Stalker and Flint escort Major Bludd to a prison in Greenland nicknamed "The Coffin", created specifically to house Cobra's elite operatives. He later escapes imprisonment during Tomax's raid on the facility. Major Bludd is approached by Zartan, who pays him to take his place, so the Dreadnok leader can payback Cobra Commander for having Monkeywrench killed. Major Bludd takes the money, but appears during the final battle in the Appalachian Mountains. He tries to kill Sparks, but is ironically knocked out by Recondo, who had faked his death to battle Cobra more efficiently. In the aftermath of the battle, Major Bludd is returned to The Coffin.

==Animated series==
===Sunbow===
Major Bludd makes his debut in the first G.I. Joe miniseries as a Cobra Field Commander. He appeared frequently throughout the first season. Major Bludd is mainly loyal to Cobra Commander, who once also made a reference to Major Bludd being in charge of recruitment for Cobra. He was voiced by Michael Bell.

===G.I. Joe: The Movie===
Major Bludd appeared briefly in the beginning of G.I. Joe: The Movie, in the attack on the Statue of Liberty, just before his glider was shot down by the Joes. He then appears in the Cobra Terror Drome with the other members of the High Command, but is absent for the rest of the movie.

===DiC series===
Major Bludd is absent in the first DiC produced season of G.I. Joe, but appears in the second season. He once again serves as Cobra's primary field Commander, working alongside Cobra Commander and the Baroness. Whereas some characters had very different appearances and voices in the DiC series, Major Bludd is very accurate to his previous portrayal. He now wears a blue Cobra uniform, unlike his previously brown officer's outfit to match his toy counterpart.

===Resolute===
In the opening of the first episode of G.I. Joe: Resolute, Major Bludd's body is discovered at the Lincoln Memorial and is identified by Scarlett. It is later revealed that Cobra Commander had killed him for trying to usurp authority.

===Renegades===
Major Bludd is a hired assassin in G.I. Joe: Renegades. He first appeared in the episode "The Package", in which he was hired by Cobra to eliminate anti-Cobra blogger Alvin Kibbey. Kibbey is saved by the Joes, who are then added to Bludd's target list. Tracking them to a SSS mart warehouse (part of Cobra illegal weapons business), Bludd believes that he killed Kibbey when his knife hits his him in the back, unaware that the weapon only damaged the stolen Cobra scanner in Kibbey's backpack. He attempts to use a bazooka to destroy the fleeing Joes only to find that the Joes had wired the bazooka to a bomb in Cobra's warehouse. Bludd is hit by the blast, scarring his face and blinding him in his left eye. Calling and telling the Baroness that he completed his mission to kill Kibbey, Bludd tells her that he will kill the Joe for free.

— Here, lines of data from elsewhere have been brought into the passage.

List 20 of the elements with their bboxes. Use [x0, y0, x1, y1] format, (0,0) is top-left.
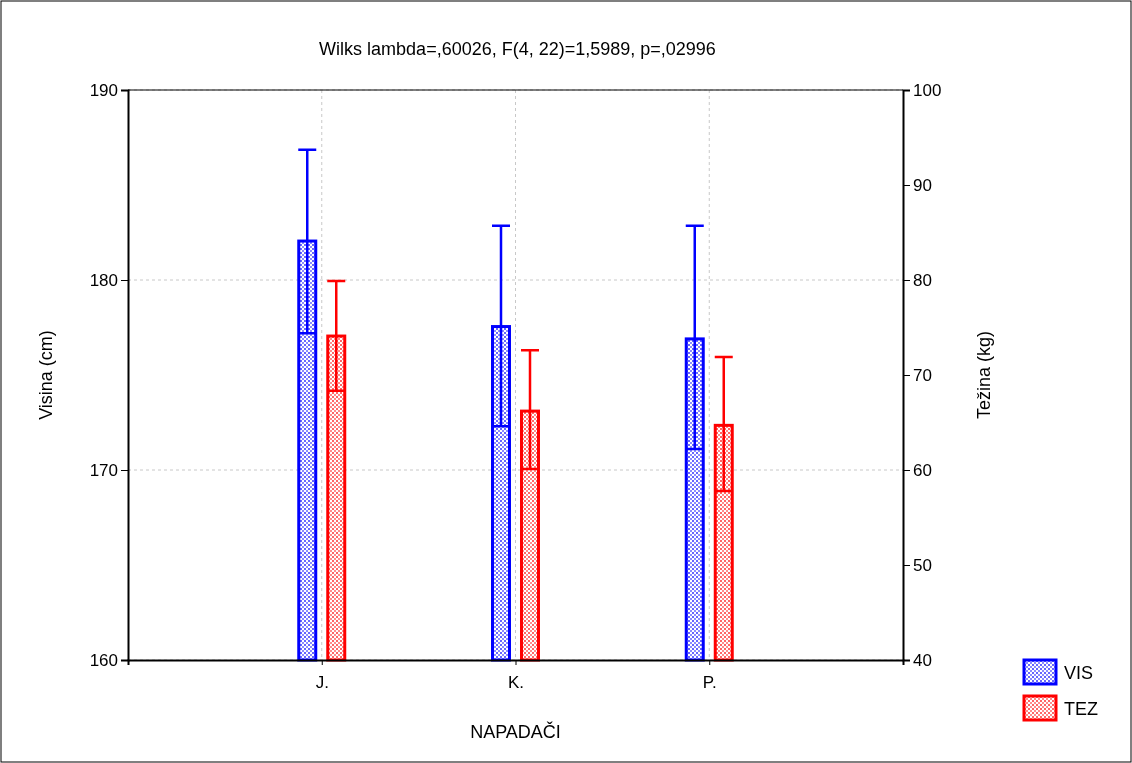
x-tick-label: K.: [507, 673, 525, 693]
chart-title: Wilks lambda=,60026, F(4, 22)=1,5989, p=,02996: [319, 39, 716, 59]
legend-label: TEZ: [1064, 699, 1098, 719]
y-axis-title: Visina (cm): [36, 330, 56, 420]
y2-tick-label: 80: [913, 270, 932, 290]
y-tick-label: 190: [89, 80, 118, 100]
y2-tick-label: 50: [913, 555, 932, 575]
y2-axis-title: Težina (kg): [974, 330, 994, 420]
y2-tick-label: 70: [913, 365, 932, 385]
y-tick-label: 170: [89, 460, 118, 480]
y-tick-label: 160: [89, 650, 118, 670]
x-tick-label: J.: [315, 673, 329, 693]
x-tick-label: P.: [702, 673, 717, 693]
y2-tick-label: 100: [913, 80, 942, 100]
y2-tick-label: 90: [913, 175, 932, 195]
y-tick-label: 180: [89, 270, 118, 290]
y2-tick-label: 40: [913, 650, 932, 670]
x-axis-title: NAPADAČI: [470, 721, 561, 742]
y2-tick-label: 60: [913, 460, 932, 480]
legend-label: VIS: [1064, 663, 1094, 683]
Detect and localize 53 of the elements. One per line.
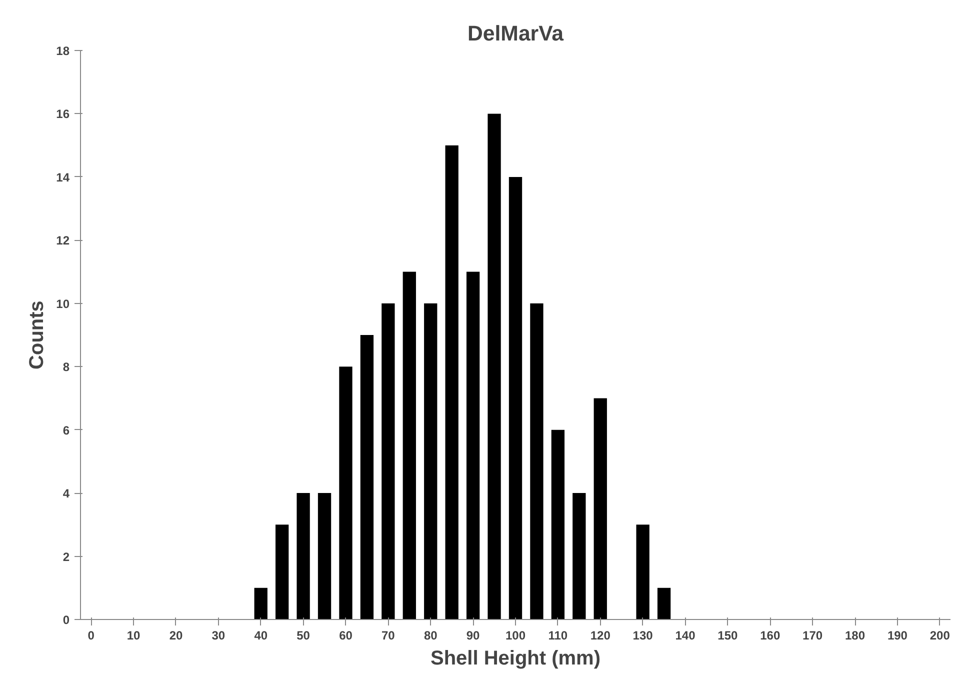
x-tick-label: 120 bbox=[590, 628, 611, 642]
bar bbox=[339, 366, 352, 620]
x-tick-label: 160 bbox=[760, 628, 780, 642]
bar bbox=[445, 145, 458, 620]
x-tick-label: 100 bbox=[505, 628, 526, 642]
bar bbox=[657, 588, 671, 620]
bar bbox=[488, 114, 501, 620]
bar bbox=[318, 493, 332, 620]
bar bbox=[360, 335, 374, 620]
x-tick-label: 150 bbox=[718, 628, 738, 642]
bar bbox=[508, 176, 522, 620]
x-tick-label: 40 bbox=[254, 628, 268, 642]
y-tick-label: 2 bbox=[62, 550, 70, 564]
x-tick-label: 60 bbox=[339, 628, 353, 642]
y-tick-label: 4 bbox=[62, 486, 70, 501]
y-tick-label: 6 bbox=[62, 423, 70, 438]
bar bbox=[594, 398, 607, 620]
x-axis-title: Shell Height (mm) bbox=[430, 648, 601, 670]
x-tick-label: 200 bbox=[930, 628, 950, 642]
bar bbox=[296, 493, 310, 620]
x-tick-label: 10 bbox=[126, 628, 141, 642]
bar bbox=[530, 303, 544, 620]
y-tick-label: 0 bbox=[62, 613, 70, 627]
y-tick-label: 8 bbox=[62, 360, 70, 374]
x-tick-label: 80 bbox=[424, 628, 438, 642]
x-tick-label: 30 bbox=[212, 628, 226, 642]
x-tick-label: 110 bbox=[548, 628, 568, 642]
y-axis-title: Counts bbox=[26, 300, 48, 370]
bar bbox=[466, 272, 480, 620]
bar bbox=[572, 493, 586, 620]
bar bbox=[636, 524, 650, 620]
x-tick-label: 180 bbox=[845, 628, 866, 642]
y-tick-label: 16 bbox=[56, 107, 70, 122]
bar bbox=[382, 303, 395, 620]
bar bbox=[254, 588, 268, 620]
y-tick-label: 18 bbox=[56, 44, 70, 58]
x-tick-label: 70 bbox=[382, 628, 396, 642]
chart-title: DelMarVa bbox=[467, 22, 564, 46]
y-tick-label: 12 bbox=[56, 234, 70, 248]
y-tick-label: 10 bbox=[56, 296, 70, 311]
bar bbox=[551, 430, 565, 620]
x-tick-label: 90 bbox=[466, 628, 480, 642]
x-tick-label: 190 bbox=[887, 628, 908, 642]
x-tick-label: 50 bbox=[296, 628, 310, 642]
bar bbox=[424, 303, 438, 620]
x-tick-label: 0 bbox=[88, 628, 95, 642]
bar bbox=[276, 524, 289, 620]
x-tick-label: 20 bbox=[169, 628, 183, 642]
x-tick-label: 170 bbox=[802, 628, 823, 642]
y-tick-label: 14 bbox=[56, 170, 70, 184]
x-tick-label: 130 bbox=[632, 628, 654, 642]
bar bbox=[402, 272, 416, 620]
x-tick-label: 140 bbox=[675, 628, 696, 642]
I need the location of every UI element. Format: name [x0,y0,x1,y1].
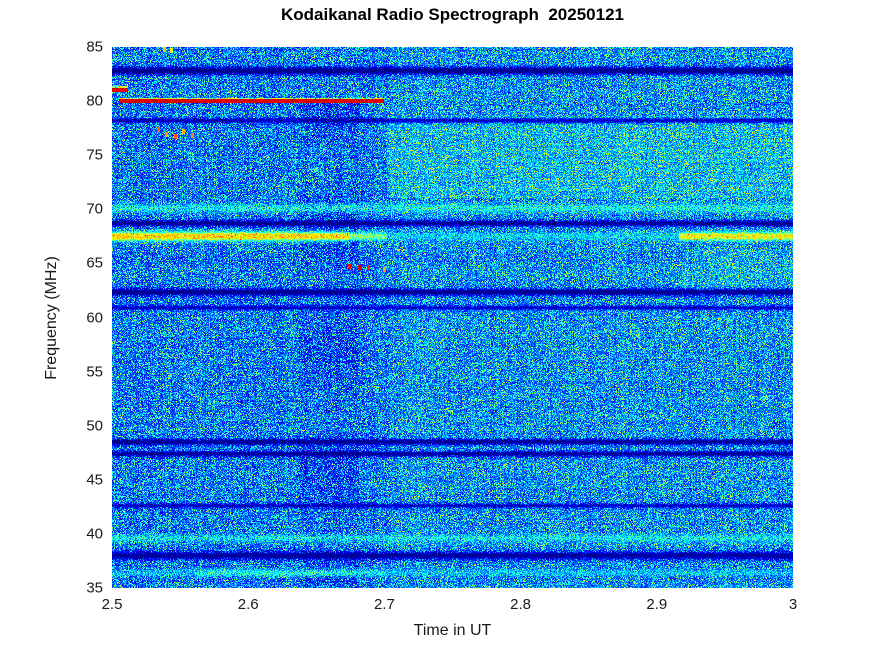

In "Cousins", Major Bludd returns and attacks Roadblock and Heavy Duty at a cemetery following a funeral, causing Roadblock and Heavy Duty to be handcuffed to each other. Bludd ends up following them in a car chase which results in him blowing up a bridge. He then follows them into the swamp on a swamp boat. Major Bludd contacts Baroness, telling her that he requires a raise in the bounty while tracking Roadblock and Heavy Duty. Bludd catches up to Roadblock and Heavy Duty and traps them. He then proceeds to set a trap for the other Joes. Baroness and a group of Cobra soldiers then join him in the fight. When Major Bludd tries to fire on the Joes, he is attacked by an alligator and loses his right arm in the process.

==Video games==
Major Bludd is one of the featured villains in the 1985 G.I. Joe: A Real American Hero computer game.

==Film==
Major Bludd appears briefly in the 2013 live-action film G.I. Joe: Retaliation during the recapitulation of the events in the first film, G.I. Joe: The Rise of Cobra. Data sheets of several Joes and Cobra operatives appear onscreen, including that of Major Bludd's which includes a photograph of him.